What broadband gap is the government funding?
Last week’s statement by new culture secretary Maria Miller, about cuts of red tape to speed up new broadband roll-outs, actually announced a return to the status quo even before the BDUK process began.
Most UK citizens are not going to get even a pedestrian “superfast” broadband despite the government spending more than £1bn* in taxpayers’ money to get the fastest broadband service in Europe by 2015.
Acknowledging that “Superfast broadband is vital to secure our country’s future – to kick start economic growth and create jobs”, the statement went on to say, “superfast broadband means potential headline download access speeds (are) greater than 24Mbps”.
In Europe the target is 30Mpbs for all, with half the population subscribed to a 100Mbps service by 2020.
This statement also ignores BT’s much ballyhooed announcement that it had doubled the network frequency, bumping download speeds “up to” 80Mbps and higher.
Leave aside the weasel words “potential” and “headline” and consider this: “Our investment will help provide 90% of homes and businesses with access to superfast broadband and for everyone in the UK to have access to at least 2Mbps.” What percentage of the population will receive a speed between 2 and 24Mbps?

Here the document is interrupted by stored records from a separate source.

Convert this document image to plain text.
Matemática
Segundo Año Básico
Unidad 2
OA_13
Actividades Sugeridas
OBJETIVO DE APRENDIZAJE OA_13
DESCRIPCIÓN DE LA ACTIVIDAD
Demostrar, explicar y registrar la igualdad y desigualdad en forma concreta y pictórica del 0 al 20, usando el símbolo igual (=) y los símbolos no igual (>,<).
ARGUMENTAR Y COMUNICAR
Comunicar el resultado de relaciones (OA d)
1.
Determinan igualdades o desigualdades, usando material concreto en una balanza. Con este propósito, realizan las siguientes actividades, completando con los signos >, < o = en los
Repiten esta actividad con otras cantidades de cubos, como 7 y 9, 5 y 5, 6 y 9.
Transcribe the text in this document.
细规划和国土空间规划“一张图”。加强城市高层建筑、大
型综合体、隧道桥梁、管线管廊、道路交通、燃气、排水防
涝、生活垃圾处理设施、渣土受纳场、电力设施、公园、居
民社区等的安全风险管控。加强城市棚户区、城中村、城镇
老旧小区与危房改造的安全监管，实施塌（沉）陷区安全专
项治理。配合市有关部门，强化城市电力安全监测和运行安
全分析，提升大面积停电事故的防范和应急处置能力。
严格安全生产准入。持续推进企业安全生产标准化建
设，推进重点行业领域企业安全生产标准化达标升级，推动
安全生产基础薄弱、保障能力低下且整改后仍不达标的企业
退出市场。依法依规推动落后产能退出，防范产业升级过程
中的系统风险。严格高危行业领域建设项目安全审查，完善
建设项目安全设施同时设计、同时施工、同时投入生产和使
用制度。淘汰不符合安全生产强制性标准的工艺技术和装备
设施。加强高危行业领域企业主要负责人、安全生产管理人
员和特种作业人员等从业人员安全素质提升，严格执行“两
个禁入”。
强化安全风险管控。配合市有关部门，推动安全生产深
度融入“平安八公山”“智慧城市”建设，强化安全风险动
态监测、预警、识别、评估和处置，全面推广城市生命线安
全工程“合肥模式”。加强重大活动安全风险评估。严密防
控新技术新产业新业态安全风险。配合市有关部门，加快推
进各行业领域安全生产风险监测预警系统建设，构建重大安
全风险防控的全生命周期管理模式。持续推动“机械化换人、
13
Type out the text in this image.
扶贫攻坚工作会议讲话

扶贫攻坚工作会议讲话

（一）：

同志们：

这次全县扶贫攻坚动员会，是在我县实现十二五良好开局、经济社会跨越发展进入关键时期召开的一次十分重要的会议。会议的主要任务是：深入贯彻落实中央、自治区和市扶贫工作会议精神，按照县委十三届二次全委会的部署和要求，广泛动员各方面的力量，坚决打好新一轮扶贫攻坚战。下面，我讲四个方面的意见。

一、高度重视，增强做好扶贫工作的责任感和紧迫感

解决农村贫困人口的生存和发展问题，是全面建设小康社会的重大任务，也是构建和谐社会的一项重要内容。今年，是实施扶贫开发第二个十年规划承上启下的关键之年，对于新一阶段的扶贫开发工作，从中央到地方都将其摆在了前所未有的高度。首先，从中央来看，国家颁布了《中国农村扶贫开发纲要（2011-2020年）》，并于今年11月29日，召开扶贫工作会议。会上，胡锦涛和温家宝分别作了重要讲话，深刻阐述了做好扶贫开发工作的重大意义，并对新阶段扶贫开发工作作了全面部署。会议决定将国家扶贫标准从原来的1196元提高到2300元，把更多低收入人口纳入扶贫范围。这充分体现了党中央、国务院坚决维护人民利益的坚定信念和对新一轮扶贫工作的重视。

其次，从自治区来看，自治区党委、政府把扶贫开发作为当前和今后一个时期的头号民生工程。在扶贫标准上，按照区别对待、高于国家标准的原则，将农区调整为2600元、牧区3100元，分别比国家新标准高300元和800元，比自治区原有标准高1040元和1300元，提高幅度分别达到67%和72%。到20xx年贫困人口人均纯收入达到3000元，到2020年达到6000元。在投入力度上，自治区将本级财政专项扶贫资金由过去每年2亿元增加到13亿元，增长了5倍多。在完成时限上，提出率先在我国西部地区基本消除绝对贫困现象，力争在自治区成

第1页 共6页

In addition Br0kenTeleph0n3 has received reports that even 24Mbps is the top end of what BT’s Infinity fibre to the cabinet service will deliver. It appears that some councils are being told to plan for the average speed delivered from an Infinity cabinet to be just 15Mbps.
Users who live close to the cabinet and have good quality copper will enjoy the top speed, but most will not.
The imminent arrival of LTE, the 4G high speed mobile broadband technology, is unlikely to help either. Theoretically capable of 300Mbps download speeds, experience in commercial LTE markets suggests that 15Mbps is the norm once a number of users are online at the same time. In fact for its LTE service Verizon in the US advertises 5-12Mbps downloads, and half that for uploads .
The government’s desire to have the best i.e. fastest broadband network in Europe by 2015 looks increasingly out of reach, and consumer research by Thinkbroadband shows that nine of 10 people don’t believe BDUK can deliver it.
BDUK’s host, the department of culture, media and sport, has not yet responded to questions about the looming broadband gap.
* Note. This excludes billion in funding from suppliers, local councils, and European Commission sources.